With more money than ever flowing into the State coffers from multinational companies, this is the jet fuel that enabled the two Ministers to cast money far and wide in welfare, tax and business support measures. Good times for the pharmaceutical, technological and financial sectors herald freedom of manoeuvre for the Coalition that it would not have otherwise.
True, the business-friendly corporation tax regime has long been a target for critics claiming it is too advantageous for legions of large international companies that make Ireland their European hub. But from this flows the Government’s ability to spend as households and business grapple with grave cost-of-living increases.
The danger is that over-reliance on a small coterie of very big business taxpayers leaves the State vulnerable to any downturn in their profit, on which corporation tax is levied, or any strategic change in the boardroom that would lead such companies to curtail any of their Irish activities.
The lesson of 2022 is that conditions can change drastically. The very scale of the budget package reflects the acute strain bearing down on the economy from the inflation shock, soaring energy charges and rising interest rates. Although prices were already on a destabilising upward trajectory as the economy reopened after Covid, pressure intensified markedly once Russian president Vladimir Putin started to wage war on Ukraine.
Layer of vulnerability
That these events illustrate how quickly the dynamic can fundamentally change in a small, open economy such as the Republic’s is obvious. But there are implications here when it comes to the corporation tax haul, which is but one part of the double layer of vulnerability that arises from high dependence on multinationals. The other is the impact on the income tax base of high earners, many of them employed in such companies.
As the Department of Finance has warned repeatedly for years, a change of fortunes on either front would be very costly to the exchequer.
“In the event of a shock to the multinational sector, this would also result in a substantial loss to income tax receipts,” said the department in a recent report on taxation.
“As such, the concentration risk — where a relatively large share of income and corporate tax receipts arises in large multinational firms — is a significant vulnerability for the public finances.”
The “reliance on potentially transient, volatile revenues” was a key risk to the public finances, it added.
The department has been ventilating anxiety about the rising dependence on corporation tax since such revenues started rising in 2015 as recovery took hold after the last crisis. For all the warnings, the figures have continued to climb. Corporation tax comprised 11 per cent of all tax revenues in 2014. By 2021 the proportion had doubled to 22 per cent.

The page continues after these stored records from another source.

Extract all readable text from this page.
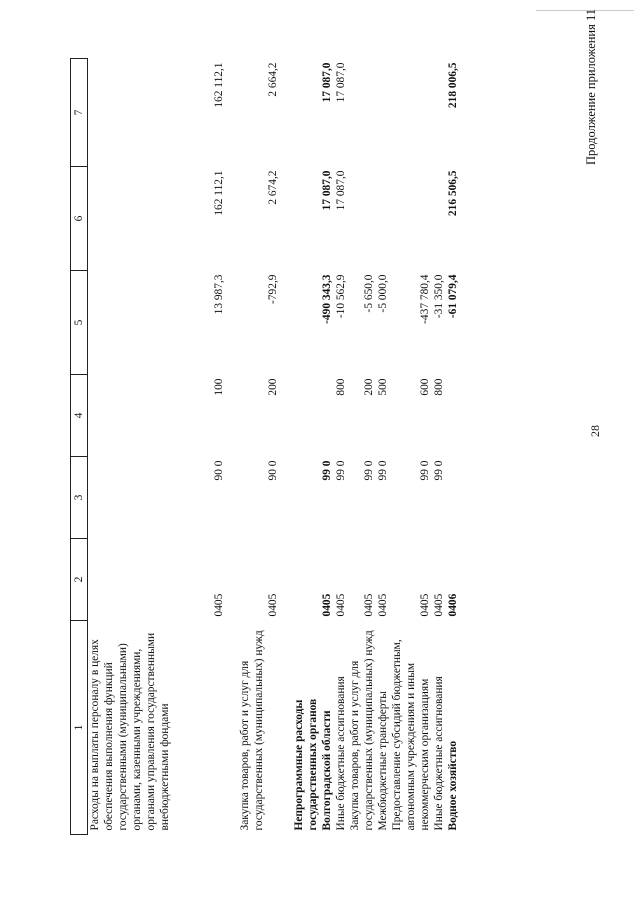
28
Продолжение приложения 11
1	2	3	4	5	6	7
Расходы на выплаты персоналу в целях обеспечения выполнения функций государственными (муниципальными) органами, казенными учреждениями, органами управления государственными внебюджетными фондами	0405	90 0	100	13 987,3	162 112,1	162 112,1
Закупка товаров, работ и услуг для государственных (муниципальных) нужд	0405	90 0	200	-792,9	2 674,2	2 664,2
Непрограммные расходы государственных органов Волгоградской области	0405	99 0		-490 343,3	17 087,0	17 087,0
Иные бюджетные ассигнования	0405	99 0	800	-10 562,9	17 087,0	17 087,0
Закупка товаров, работ и услуг для государственных (муниципальных) нужд	0405	99 0	200	-5 650,0		
Межбюджетные трансферты	0405	99 0	500	-5 000,0		
Предоставление субсидий бюджетным, автономным учреждениям и иным некоммерческим организациям	0405	99 0	600	-437 780,4		
Иные бюджетные ассигнования	0405	99 0	800	-31 350,0		
Водное хозяйство	0406			-61 079,4	216 506,5	218 006,5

The latest official forecast, published on Saturday, suggests corporation tax revenue is on track to reach €21.05 billion this year. That represents a huge jump from €15.3 billion in 2021, itself a record that was 30 per cent higher than 2020 receipts and more than 40 per cent higher than pre-pandemic levels.
Revenue Commissioners’ data show that only 10 taxpayers paid 53 per cent of all corporation tax receipts in 2021. Ten years previously, the figure was closer to one-third. “This means that last year €1 in every €8 collected by the State is sourced from a very small number of highly profitable firms,” said the department. Beyond the 10 largest payers, the top 100 most profitable firms accounted for nearly €80 for every €100 of corporate tax received by the State.
All of this explains why a certain trepidation surrounds the corporation tax windfall. It is one thing for Ministers to spend money as it flows in, quite another to meet commitments if a slowdown sets in and funds evaporate.